The datasheet says the radio consumes nominally 40W at 220V. We know the house mains are 245V. Without doing any measuring at all can we work out the value of the series resistor necessary to operate the radio on the house mains?
We need to choose a resistor which will drop 25V across it. To work out R (from V=IR ) we need both the voltage drop across it V (25V) and the current flowing through it (I)
The resistor is will be in series with the radio and the current (I) is the same at any point in a series circuit so if we can find the current drawn by the radio we can do the s necessary to find R (because we will have two of the three terms in the equation)
For the radio, we don't have I but we do have P (40w)
we can re-arrange P=IV as I=P/V
so I (the current drawn by the radio)= 40/220 = 0.181A
we know that we want to drop 25V (245-220) across the reisistor and the current flowing through the dropping resistor should be 0.181A
So from ohms law rearrange V=IR for R : R=V/I
R= 25/0.181=138 ohms - pretty close to Lawrence's result.
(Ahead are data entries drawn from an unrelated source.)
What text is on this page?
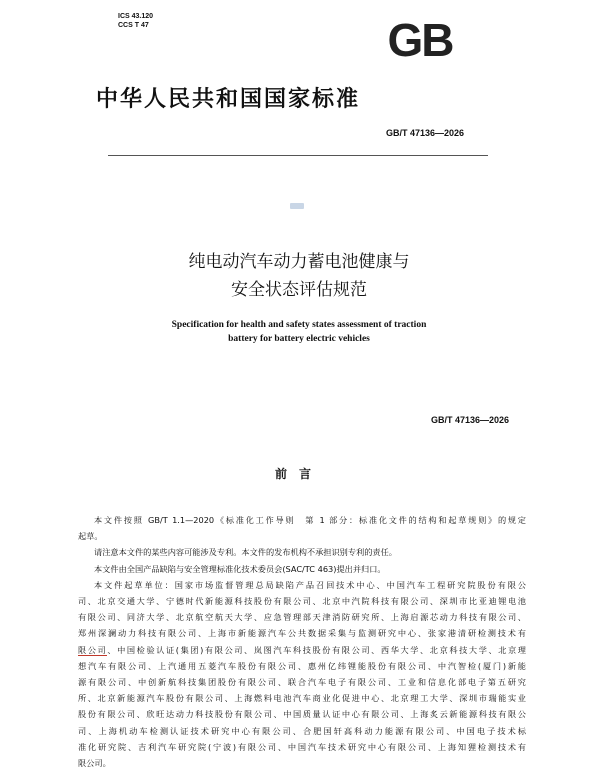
ICS 43.120
CCS T 47	GB
中华人民共和国国家标准
GB/T 47136—2026
纯电动汽车动力蓄电池健康与
安全状态评估规范
Specification for health and safety states assessment of traction
battery for battery electric vehicles
GB/T 47136—2026
前言
本文件按照 GB/T 1.1—2020《标准化工作导则　第 1 部分：标准化文件的结构和起草规则》的规定
起草。
请注意本文件的某些内容可能涉及专利。本文件的发布机构不承担识别专利的责任。
本文件由全国产品缺陷与安全管理标准化技术委员会(SAC/TC 463)提出并归口。
本文件起草单位：国家市场监督管理总局缺陷产品召回技术中心、中国汽车工程研究院股份有限公
司、北京交通大学、宁德时代新能源科技股份有限公司、北京中汽院科技有限公司、深圳市比亚迪锂电池
有限公司、同济大学、北京航空航天大学、应急管理部天津消防研究所、上海启源芯动力科技有限公司、
郑州深澜动力科技有限公司、上海市新能源汽车公共数据采集与监测研究中心、张家港清研检测技术有
限公司、中国检验认证(集团)有限公司、岚图汽车科技股份有限公司、西华大学、北京科技大学、北京理
想汽车有限公司、上汽通用五菱汽车股份有限公司、惠州亿纬锂能股份有限公司、中汽智检(厦门)新能
源有限公司、中创新航科技集团股份有限公司、联合汽车电子有限公司、工业和信息化部电子第五研究
所、北京新能源汽车股份有限公司、上海燃料电池汽车商业化促进中心、北京理工大学、深圳市瑞能实业
股份有限公司、欣旺达动力科技股份有限公司、中国质量认证中心有限公司、上海炙云新能源科技有限公
司、上海机动车检测认证技术研究中心有限公司、合肥国轩高科动力能源有限公司、中国电子技术标
准化研究院、吉利汽车研究院(宁波)有限公司、中国汽车技术研究中心有限公司、上海知狸检测技术有
限公司。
Note that the above calculation is a gross simplification and 'quick and dirty' ;eg. the 40W figure quoted by the manufacturer is nominal only- for actual component values, use the sums and methdology which have been done in previous posts. These two sums were intended to illustrate ohms law, to show how calculations can be done so that guessing is unnecessary -and how by tackling the same problem in different ways you can 'prove' your answer is in the right ballpark.